Hello fellow rustaceans! Recently, there was a thread about how we can grow this community (how can I link to posts across servers?), where I already talked briefly about this topic, saying that I did not know if it is worthy of a full post here, as most things seem to be pretty professional looking links to talks and blogs. I’ve gotten some encouragement to post it, so here we go:
When to use a library instead of a CLI
I’m working on a little project called Autcrate in my free time, which aims to streamline the release and publishing process (what exactly it does isn’t really important for this discussion). Autocrate uses git to get the path of the current repo, tags and pushes releases, generates a change log from commits and so on.
Up until a week ago, I was just using the git2 library crate, which offers the functionalities of libgit2
for rust. While good, using this crate is much more complicated than for example just executing git push
from my program using std::process::command
. I am only using the porcelain functionalities of git (as of now), so all functionality could be achieved by calling the CLI interface.
Question
When is it acceptable to use CLI Commands instead of using libraries provided for that same software?

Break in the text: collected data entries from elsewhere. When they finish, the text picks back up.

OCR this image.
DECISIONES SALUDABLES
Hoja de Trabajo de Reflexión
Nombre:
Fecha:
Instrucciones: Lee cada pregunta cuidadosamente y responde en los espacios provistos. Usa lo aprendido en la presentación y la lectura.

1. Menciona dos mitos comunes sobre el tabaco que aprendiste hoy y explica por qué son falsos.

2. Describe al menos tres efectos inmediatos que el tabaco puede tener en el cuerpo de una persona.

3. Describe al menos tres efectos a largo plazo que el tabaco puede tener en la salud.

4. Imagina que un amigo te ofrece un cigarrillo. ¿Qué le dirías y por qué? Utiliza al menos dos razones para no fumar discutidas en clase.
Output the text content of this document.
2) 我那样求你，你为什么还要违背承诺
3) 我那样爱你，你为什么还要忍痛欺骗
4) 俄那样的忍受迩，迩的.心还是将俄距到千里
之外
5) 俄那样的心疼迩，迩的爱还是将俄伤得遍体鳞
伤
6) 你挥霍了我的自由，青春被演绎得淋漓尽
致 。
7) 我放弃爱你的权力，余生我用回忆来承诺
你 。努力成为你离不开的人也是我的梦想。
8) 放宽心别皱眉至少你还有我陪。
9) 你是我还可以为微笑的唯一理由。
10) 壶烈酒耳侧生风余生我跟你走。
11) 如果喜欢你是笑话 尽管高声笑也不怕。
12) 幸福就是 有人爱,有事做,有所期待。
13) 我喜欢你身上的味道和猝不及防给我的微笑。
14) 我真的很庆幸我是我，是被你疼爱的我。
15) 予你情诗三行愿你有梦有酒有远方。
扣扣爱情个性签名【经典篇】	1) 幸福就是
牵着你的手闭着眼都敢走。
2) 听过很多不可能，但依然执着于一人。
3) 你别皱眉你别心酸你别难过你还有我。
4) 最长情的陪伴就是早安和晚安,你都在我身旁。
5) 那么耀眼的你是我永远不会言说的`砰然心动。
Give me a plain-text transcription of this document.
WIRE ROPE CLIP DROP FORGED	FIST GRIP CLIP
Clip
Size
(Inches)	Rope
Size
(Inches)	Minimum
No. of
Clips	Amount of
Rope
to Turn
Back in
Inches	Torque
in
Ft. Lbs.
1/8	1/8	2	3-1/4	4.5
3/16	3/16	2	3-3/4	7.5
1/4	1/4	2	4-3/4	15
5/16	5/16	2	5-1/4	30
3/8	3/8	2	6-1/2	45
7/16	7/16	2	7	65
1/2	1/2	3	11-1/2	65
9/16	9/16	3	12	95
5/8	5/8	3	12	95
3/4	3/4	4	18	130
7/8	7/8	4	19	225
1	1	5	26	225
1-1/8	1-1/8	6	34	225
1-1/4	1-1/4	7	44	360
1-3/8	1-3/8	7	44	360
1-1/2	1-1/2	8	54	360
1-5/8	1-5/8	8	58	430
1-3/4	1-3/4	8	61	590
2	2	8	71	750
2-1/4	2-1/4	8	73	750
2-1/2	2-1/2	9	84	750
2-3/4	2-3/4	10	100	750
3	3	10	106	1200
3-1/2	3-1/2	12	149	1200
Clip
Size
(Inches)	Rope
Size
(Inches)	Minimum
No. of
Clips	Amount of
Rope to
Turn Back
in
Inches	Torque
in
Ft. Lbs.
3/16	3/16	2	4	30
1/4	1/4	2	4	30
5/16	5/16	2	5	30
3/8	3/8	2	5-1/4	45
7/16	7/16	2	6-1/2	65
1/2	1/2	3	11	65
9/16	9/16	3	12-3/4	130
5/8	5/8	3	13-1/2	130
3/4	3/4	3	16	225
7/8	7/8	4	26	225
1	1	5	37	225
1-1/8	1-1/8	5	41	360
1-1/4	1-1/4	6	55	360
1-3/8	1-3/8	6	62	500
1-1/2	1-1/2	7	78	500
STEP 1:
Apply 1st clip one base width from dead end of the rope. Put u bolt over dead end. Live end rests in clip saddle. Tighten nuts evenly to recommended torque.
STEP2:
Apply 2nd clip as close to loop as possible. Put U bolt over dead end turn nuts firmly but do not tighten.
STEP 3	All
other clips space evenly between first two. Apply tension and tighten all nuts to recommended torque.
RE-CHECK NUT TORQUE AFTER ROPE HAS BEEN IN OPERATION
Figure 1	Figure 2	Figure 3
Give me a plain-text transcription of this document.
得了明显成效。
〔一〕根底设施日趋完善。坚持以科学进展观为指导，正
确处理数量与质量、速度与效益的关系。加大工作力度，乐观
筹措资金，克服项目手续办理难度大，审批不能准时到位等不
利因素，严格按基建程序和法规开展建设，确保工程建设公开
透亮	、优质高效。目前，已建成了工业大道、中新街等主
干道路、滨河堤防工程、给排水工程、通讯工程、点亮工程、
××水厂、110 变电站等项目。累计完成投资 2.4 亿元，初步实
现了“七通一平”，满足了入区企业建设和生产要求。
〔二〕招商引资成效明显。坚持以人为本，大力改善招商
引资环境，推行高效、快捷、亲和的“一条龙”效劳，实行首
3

Is it generally better to use API/ABI from libraries, or is it maybe even better to use the CLI interface, reducing the list of dependencies?
Pro and Con of using Commands instead of libraries
Pro | Con |
---|---|
Reduces the dependencies of a crate | Adds a dependency that cannot be tracked by cargo |
Much easier to program for developers | The CLI interface is not versioned and might break in the future |
Documentation of the CLI interface is often better than of libraries | Bad usage of command cannot be detected at compile time |
Cli program might not be available depending on architecture or platform |
(this is of course not an exhaustive list. I will edit it if something comes up in the thread.)
Edit
Alright then. Thank you for your answers. While using the git CLI would probably be fine, since it’s very stable and available on most systems (especially those for CI/CD), it might change and is at best hacky. I’ll be doing the “right” thing and use libgit2 instead of just calling CLI commands.
Generally 100% Rust is the gold standard, followed by Rust wrapping some C library. The least preferable option would be invoking an external command and parsing its output. The reason for this is portability.
Pure Rust is going to be the most portable option as if it’s written right it should work on any architecture and OS supported by Rust. If it’s no-std it might even run bare metal.
The second most portable option is going to be wrapping a C library as now you’re dependent on that library being available for a given architecture and platform.
The least portable option is invoking a CLI app and parsing its output. You’re now dependent on that app being available for a given platform and architecture, but you’re also going to be dependent on any differences of its arguments and output. Apple for instance is infamous for using their own unique flavor of most CLI apps (usually a variant of BSD versions, while GNU versions are typical on Linux or even Windows).
As of now, I don’t really care about portability itself, but I do want to write good software. What you said makes sense to me, so I’ve decided I will be using the library version, even if that means I have to read up on it’s documentation to understand the git api. Thanks!
You might not care about portability to other platforms but parsing command line output can also easily break if someone uses the same OS but set to a different language or to different localization settings (e.g. decimal comma instead of point).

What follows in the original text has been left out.